Mom wonders if Ireland has a moon. She never saw it when we were last there. I assure her Ireland has a moon, and it is the same one we are viewing this night. We tease about shooting for the moon and that, if we miss, we will hit a star.
Together, we count, wish and wonder.
One day, I will look at the world for both of us: capturing the beauty; wishing on the giggling stars; watching the sun playing “sneak and peek.” My heart is broken as I lose my mother in pieces and watch the woman who was my mom disappear leaf by leaf. I smile, stirring up memories of the joys we share over seeing the birds, sunsets and night skies together, embracing Mother Nature. I smile for the many joys we have had together.

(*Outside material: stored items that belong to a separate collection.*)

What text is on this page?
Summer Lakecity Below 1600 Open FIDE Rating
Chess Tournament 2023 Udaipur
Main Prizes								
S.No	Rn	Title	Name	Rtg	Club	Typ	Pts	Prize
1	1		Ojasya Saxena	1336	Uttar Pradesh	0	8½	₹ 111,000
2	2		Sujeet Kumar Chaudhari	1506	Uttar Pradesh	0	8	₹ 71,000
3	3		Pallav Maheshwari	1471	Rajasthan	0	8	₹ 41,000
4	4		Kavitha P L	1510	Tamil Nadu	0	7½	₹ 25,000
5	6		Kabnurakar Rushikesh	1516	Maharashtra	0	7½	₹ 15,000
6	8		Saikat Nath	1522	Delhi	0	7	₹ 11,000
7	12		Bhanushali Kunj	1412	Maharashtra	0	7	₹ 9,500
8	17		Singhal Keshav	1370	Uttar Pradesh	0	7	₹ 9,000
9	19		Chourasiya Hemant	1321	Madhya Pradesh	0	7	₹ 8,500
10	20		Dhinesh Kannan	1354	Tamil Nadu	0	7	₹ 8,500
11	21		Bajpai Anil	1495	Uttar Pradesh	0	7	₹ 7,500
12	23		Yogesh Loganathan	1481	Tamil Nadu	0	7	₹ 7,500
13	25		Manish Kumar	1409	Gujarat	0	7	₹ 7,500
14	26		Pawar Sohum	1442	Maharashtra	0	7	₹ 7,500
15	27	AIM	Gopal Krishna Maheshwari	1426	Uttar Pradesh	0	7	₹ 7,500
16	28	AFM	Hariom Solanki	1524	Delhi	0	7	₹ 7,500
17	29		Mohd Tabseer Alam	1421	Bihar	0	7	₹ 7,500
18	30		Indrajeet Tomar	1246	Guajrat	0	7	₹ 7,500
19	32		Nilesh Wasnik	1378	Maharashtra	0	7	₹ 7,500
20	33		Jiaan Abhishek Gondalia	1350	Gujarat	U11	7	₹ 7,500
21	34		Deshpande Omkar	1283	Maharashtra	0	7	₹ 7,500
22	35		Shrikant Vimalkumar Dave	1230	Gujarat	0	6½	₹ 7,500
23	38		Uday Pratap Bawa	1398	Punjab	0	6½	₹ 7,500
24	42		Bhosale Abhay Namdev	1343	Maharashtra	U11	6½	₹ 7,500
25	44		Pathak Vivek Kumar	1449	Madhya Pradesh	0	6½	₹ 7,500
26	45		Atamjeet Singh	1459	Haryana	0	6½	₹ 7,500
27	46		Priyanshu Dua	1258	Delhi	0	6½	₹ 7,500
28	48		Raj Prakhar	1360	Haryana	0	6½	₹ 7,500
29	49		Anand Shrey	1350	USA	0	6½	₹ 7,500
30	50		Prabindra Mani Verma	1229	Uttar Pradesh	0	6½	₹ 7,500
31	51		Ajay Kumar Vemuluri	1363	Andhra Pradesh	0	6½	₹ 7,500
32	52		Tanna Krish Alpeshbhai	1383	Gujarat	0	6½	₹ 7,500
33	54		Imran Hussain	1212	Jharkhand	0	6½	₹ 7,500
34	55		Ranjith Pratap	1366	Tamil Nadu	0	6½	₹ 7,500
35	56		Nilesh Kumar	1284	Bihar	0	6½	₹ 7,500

Grief changes us forever. There is never “normal” again. But my sorrowful and changed spirit will remember that I carry within me the beauty of my mother. She will be with me always, and the ordinary and extraordinary moments we shared with nature will heal me. My mom will always nurture me. The moon will trade places with the sun. In my darkness, I know morning will come.
I recall Carl Sandburg’s line, “The moon is a friend for the lonesome to talk to.” My mother’s moon and I will be having many conversations.